Upt ot now we have learnt how to work with complex numbers and we have introduced how to represent them in the complex plane.
What we did was to assign a vector to each complex number, determined by its real and complex part. Thus, what we were essentially doing was to represent vectors on the plane.
However, the vectors can also be represented by means of a longitude and an angle generated with the $$x$$-axis. This is why, the complex number can also be understood as a longitude (the norm of the vector) and angle. Let’s see how it works.

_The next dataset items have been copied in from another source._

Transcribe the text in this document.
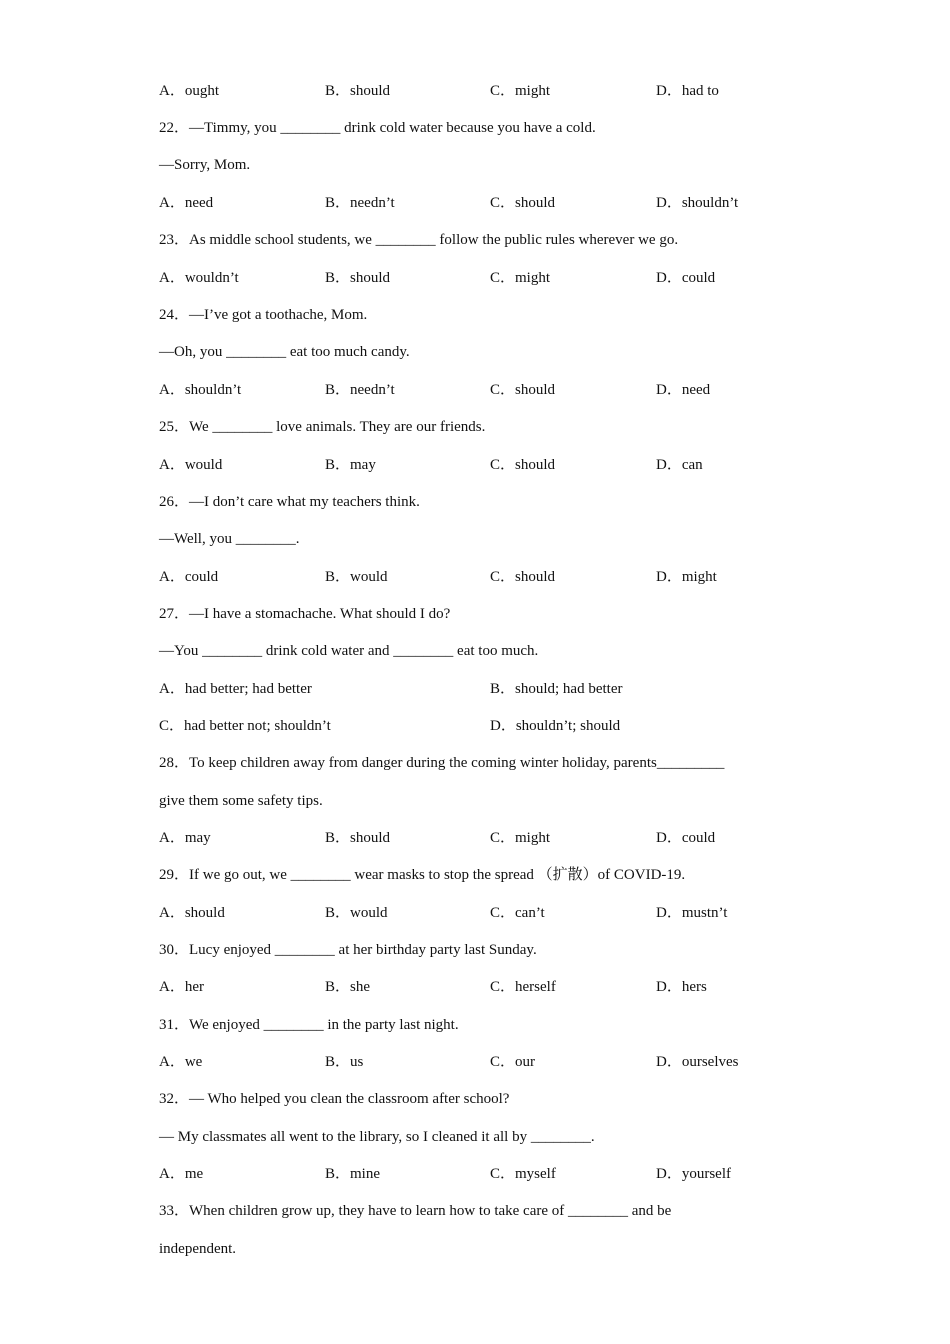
A．ought	B．should	C．might	D．had to
22．—Timmy, you ________ drink cold water because you have a cold.
—Sorry, Mom.
A．need	B．needn’t	C．should	D．shouldn’t
23．As middle school students, we ________ follow the public rules wherever we go.
A．wouldn’t	B．should	C．might	D．could
24．—I’ve got a toothache, Mom.
—Oh, you ________ eat too much candy.
A．shouldn’t	B．needn’t	C．should	D．need
25．We ________ love animals. They are our friends.
A．would	B．may	C．should	D．can
26．—I don’t care what my teachers think.
—Well, you ________.
A．could	B．would	C．should	D．might
27．—I have a stomachache. What should I do?
—You ________ drink cold water and ________ eat too much.
A．had better; had better	B．should; had better
C．had better not; shouldn’t	D．shouldn’t; should
28．To keep children away from danger during the coming winter holiday, parents_________
give them some safety tips.
A．may	B．should	C．might	D．could
29．If we go out, we ________ wear masks to stop the spread （扩散）of COVID-19.
A．should	B．would	C．can’t	D．mustn’t
30．Lucy enjoyed ________ at her birthday party last Sunday.
A．her	B．she	C．herself	D．hers
31．We enjoyed ________ in the party last night.
A．we	B．us	C．our	D．ourselves
32．— Who helped you clean the classroom after school?
— My classmates all went to the library, so I cleaned it all by ________.
A．me	B．mine	C．myself	D．yourself
33．When children grow up, they have to learn how to take care of ________ and be
independent.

In order to represent a complex number $$z$$ in the polar form we have to use the norm or module and the angle or argument. The module refers to the length of the vector that represents it in the plane, and the argument refers to the angle that it forms with the horizontal axis.
Graphically:
Like this we can represent a complex number with its norm and its argument. We will write $$z=|z|_{\alpha}$$ to describe such a number, where:
- $$|z|$$ is the module and it is the square root of the sum of the squares of the real component and the complex component. Usually we write $$|z|$$ or $$r$$ and we can think of it as the distance from the origin to the complex number $$z$$ if we have it represented in the complex plane. Thus, we have: $$$ |z|=|a+bi|=\sqrt{a^2+b^2}$$$
- $$\alpha$$ is called the argument of the complex number $$z$$ and it is the angle formed by the complex number $$z$$ with the real axis (counterclockwise) represented in the complex plane. Thus, we have: $$$\alpha=\arctan(\dfrac{b}{a})$$$
We shall notice that the argument of a complex number is not unique, since the expression $$\alpha=\arctan(\frac{b}{a})$$ does not uniquely determine the value of $$\alpha$$, for there are infinite angles that satisfy this identity.

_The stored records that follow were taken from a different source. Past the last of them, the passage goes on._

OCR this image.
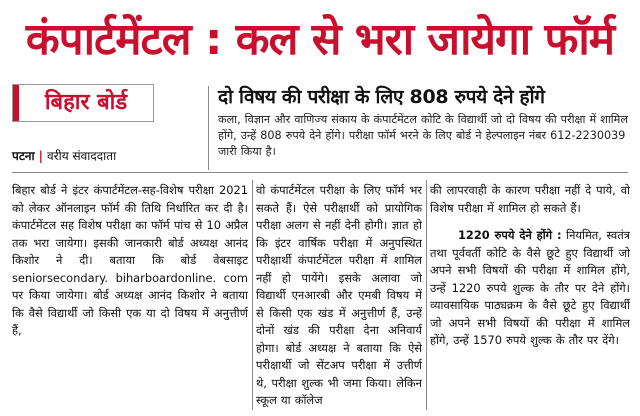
कंपार्टमेंटल : कल से भरा जायेगा फॉर्म
बिहार बोर्ड	दो विषय की परीक्षा के लिए 808 रुपये देने होंगे
कला, विज्ञान और वाणिज्य संकाय के कंपार्टमेंटल कोटि के विद्यार्थी जो दो विषय की परीक्षा में शामिल होंगे, उन्हें 808 रुपये देने होंगे। परीक्षा फॉर्म भरने के लिए बोर्ड ने हेल्पलाइन नंबर 612-2230039 जारी किया है।
पटना | वरीय संवाददाता

बिहार बोर्ड ने इंटर कंपार्टमेंटल-सह-विशेष परीक्षा 2021 को लेकर ऑनलाइन फॉर्म की तिथि निर्धारित कर दी है। कंपार्टमेंटल सह विशेष परीक्षा का फॉर्म पांच से 10 अप्रैल तक भरा जायेगा। इसकी जानकारी बोर्ड अध्यक्ष आनंद किशोर ने दी। बताया कि बोर्ड वेबसाइट seniorsecondary. biharboardonline. com पर किया जायेगा। बोर्ड अध्यक्ष आनंद किशोर ने बताया कि वैसे विद्यार्थी जो किसी एक या दो विषय में अनुत्तीर्ण हैं,

वो कंपार्टमेंटल परीक्षा के लिए फॉर्म भर सकते हैं। ऐसे परीक्षार्थी को प्रायोगिक परीक्षा अलग से नहीं देनी होगी। ज्ञात हो कि इंटर वार्षिक परीक्षा में अनुपस्थित परीक्षार्थी कंपार्टमेंटल परीक्षा में शामिल नहीं हो पायेंगे। इसके अलावा जो विद्यार्थी एनआरबी और एमबी विषय में से किसी एक खंड में अनुत्तीर्ण हैं, उन्हें दोनों खंड की परीक्षा देना अनिवार्य होगा। बोर्ड अध्यक्ष ने बताया कि ऐसे परीक्षार्थी जो सेंटअप परीक्षा में उत्तीर्ण थे, परीक्षा शुल्क भी जमा किया। लेकिन स्कूल या कॉलेज

की लापरवाही के कारण परीक्षा नहीं दे पाये, वो विशेष परीक्षा में शामिल हो सकते हैं।

1220 रुपये देने होंगे : नियमित, स्वतंत्र तथा पूर्ववर्ती कोटि के वैसे छूटे हुए विद्यार्थी जो अपने सभी विषयों की परीक्षा में शामिल होंगे, उन्हें 1220 रुपये शुल्क के तौर पर देने होंगे। व्यावसायिक पाठ्यक्रम के वैसे छूटे हुए विद्यार्थी जो अपने सभी विषयों की परीक्षा में शामिल होंगे, उन्हें 1570 रुपये शुल्क के तौर पर देंगे।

However, if we restrict the value of $$\alpha$$ to $$0\leqslant\alpha< 2\pi$$, there are only two angles that differ in $$\pi$$ and have the same tangent. To know which of them the argument is, we will bear in mind the signs of $$a$$ and $$b$$, thus we will manage to know in what quadrant the vector of the complex number is placed. And it will give us the angle we are looking for.
- If the real part and the complex part are positive, the complex number lives in the first quadrant.
For example $$5+9i$$.
- If the real part is negative and the complex part is positive, the complex number lives in the second quadrant.
For example $$-5+9i$$.
- If the real part and the complex part are negative, the complex number lives in the third quadrant.
For example $$-5-9i$$.
- If the real part is positive and the complex part is negative, the complex number lives in the fourth quadrant.
For example $$5-9i$$.
Let’s find the module and argument of the number $$z=4+4\sqrt{3}i$$.
The complex $$4+4\sqrt{3}i$$ has as module: $$$|4+4\sqrt{3}i|=\sqrt{4^2+(4\sqrt{3})^2}=\sqrt{16+16\cdot3}=\sqrt{16+48}= \sqrt{64}=8$$$
And the argument is: $$$\alpha=\arctan\Big(\dfrac{4\sqrt{3}}{4}\Big) =\arctan(\sqrt{3})=60^{\circ}$$$
Since both the real part and the complex part are positive and therefore the complex number lives in the first quadrant.
Thus, to represent in polar form this complex number, we use: $$$ z=|z|_{\alpha}=8_{60^{\circ}}$$$
This methodology allows us to convert a complex number expressed in the binomial form into the polar form.